No nos gusta pensar en la muerte. Nos da miedo y nos paraliza. Ni siquiera queremos hablar del tema. Nos aterra aún mencionarla. Será porque somos seres finitos y nuestros días son limitados. Pero, es la realidad. Lo fuera de lo normal sería quedarnos indefinidamente en este plano.
El predicador lo sabía. Es por eso que escribe que es mejor ir a la casa del luto, que a un festín.
Lo segundo nos daría la sensación de que somos seres omnipotentes, majestuosos, embriagados y saciados de poder ilimitado. Sin embargo, lo primero nos hace reflexionar sobre nuestra muerte y sobre todo, en cómo deberíamos vivir la vida.
Si somos conscientes de que nuestra vida es un instante y que lo verdadero y permanente es aquello que tanto temor e incertidumbre nos causa, ¿No tendríamos en cuenta a aquel ser superior del que todos venimos y hacia el que todos vamos? ¿No viviríamos este momento furtivo con la intensidad y el respeto de una eternidad permanente? ¿No estaríamos dispuestos a morir para nacer a la vida real?

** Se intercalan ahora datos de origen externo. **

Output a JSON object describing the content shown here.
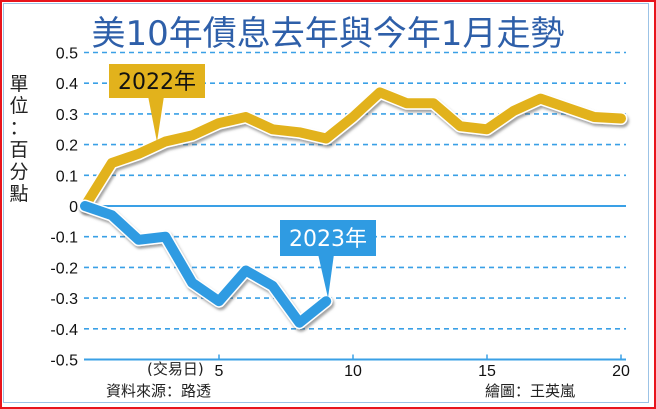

Jesús dijo: “El que cree en mí, aunque esté muerto vivirá”. ¿Cuál es la vida verdadera? ¿Nuestro transitar aquí o el dormir para despertar con él? El apóstol Pablo no sabía qué escoger: “El morir es ganancia”, llegó a decir.
Quizá el mayor acto de fe es creer que al cortarse el hilo rojo de nuestra vida, renaceremos en Él. Traspasaremos el gran abismo confiados de que nuestro redentor venció a la muerte y que, porque Él vive, nosotros también lo haremos.
“Señor: Ayúdame a entender que soy un ser finito. Ayúdame a transitar este instante de mi vida de manera que te honre con ella. Ayúdame a no temer, a confiar en vos hasta en la misma muerte, porque la venciste, yo viviré. Te amo”.